The detectors have a complex latent image behavior. After removing a bright source, there is an initial fast decay with a time constant of about 8 s. After this signal has died away, there are latent images at the initial level of about 1% of the initial image, in observations with a constant 3-s readout cadence. The fading of these images shows multiple time constants, as is shown in Figure 6. Extrapolating the three exponential fits in the figure back to the time the source was removed indicates an initial latent image of ∼1% of the illumination, in agreement with measurements. Therefore, the three-exponential fit is not missing any significant faster effect. However, it appears that the details of the fit change according to the strength of the initial signal; it is not adequate to simply scale the response from one signal strength to another to fit the latent image behavior.

Fig. 6. 

Fig. 6.  Recovery from a saturating signal. The signal was about 20,000 e/s and overfilled the amplifier wells by about a factor of two (i.e., about 500,000 total electrons); there is about a 3 minute interval between removing the signal and the start of data collection, to allow placing the detector in the dark. The signal (points) has been fitted with three exponentials: dot-dash, time constant of 130 s; long dashed line, time constant of 14 minutes; short dashed line, time constant of 130 minutes. The two longer time constants are very uncertain because they depend strongly on the placement of the zero signal baseline. The solid curve shows the sum of the three fits.

The primary effect of the latent images is a depression of the reset level that is slowly restored to its pre-exposure value. The result is that the fits to the integration ramps are steepened, creating an apparent positive image that decays in strength as the depression fades.
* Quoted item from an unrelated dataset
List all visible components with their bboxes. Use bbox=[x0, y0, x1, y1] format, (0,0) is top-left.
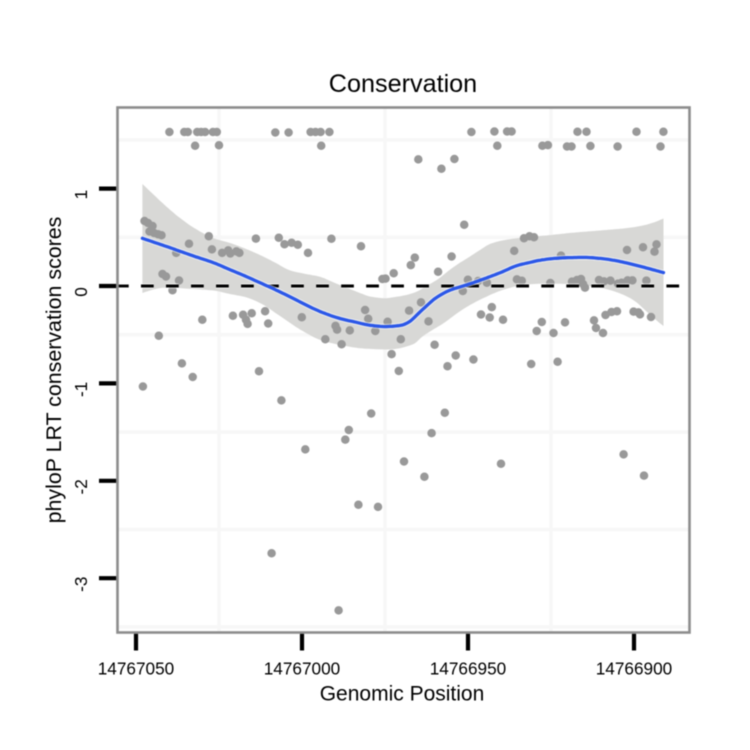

The latent image behavior is similar to that observed previously with similar detectors. For example, the primary latent decay time constant for the MIRI array of 8 s is very similar to the 12 ± 5 s reported for the IRS/MIPS arrays (Gordon et al. 2005). The MIPS arrays also had multiple time constant latent decay patterns, such as long-life latent images after hard saturation (Gordon et al. 2004). The IRAC arrays had similar behavior (Hora et al. 2004a).

The imaging properties of MIRI were measured multiple times during the buildup of the instrument modules and then in the test of the flight model prior to delivery, and finally in the Integrated Science Instrument Module (ISIM) test post delivery. The most precise of these measurements in terms of the array performance was conducted at the Commissariat à l'énergie atomique (CEA) with just the imager, and illuminated by a source outside the cryostat with extensive filtering to control the background emission (e.g., Ronayette et al. 2010). The point spread function (PSF) measurements utilized a microstepping strategy so that many positions of the source were recorded, on centers smaller than the pixel pitch of the MIRI array. These measurements were then converted to a high-resolution PSF image. The images at the longer wavelengths are as expected (Fig. 7), showing excellent imaging properties from the array. However, at 5.6 μm there is an additional cross-like imaging artifact as shown in Figure 8. Similar artifacts were seen with the IRAC arrays (Fig. 8).

Fig. 7. 

Fig. 7.  Measured point spread function with a simulated JWST pupil, from left to right, for 7.7 μm, 12.8 μm, and 15 μm (Ronayette et al. 2010).

Fig. 8. 

Fig. 8.  Left: measured point spread function for the MIRI imager at 5.6 μm (Ronayette et al. 2010). Right: image with IRAC at 5.8 μm of the bright protostar S140 (Pipher et al. 2004). The cross response is an artifact resulting from the low-absorption cross section for these photons in the IR-active layer.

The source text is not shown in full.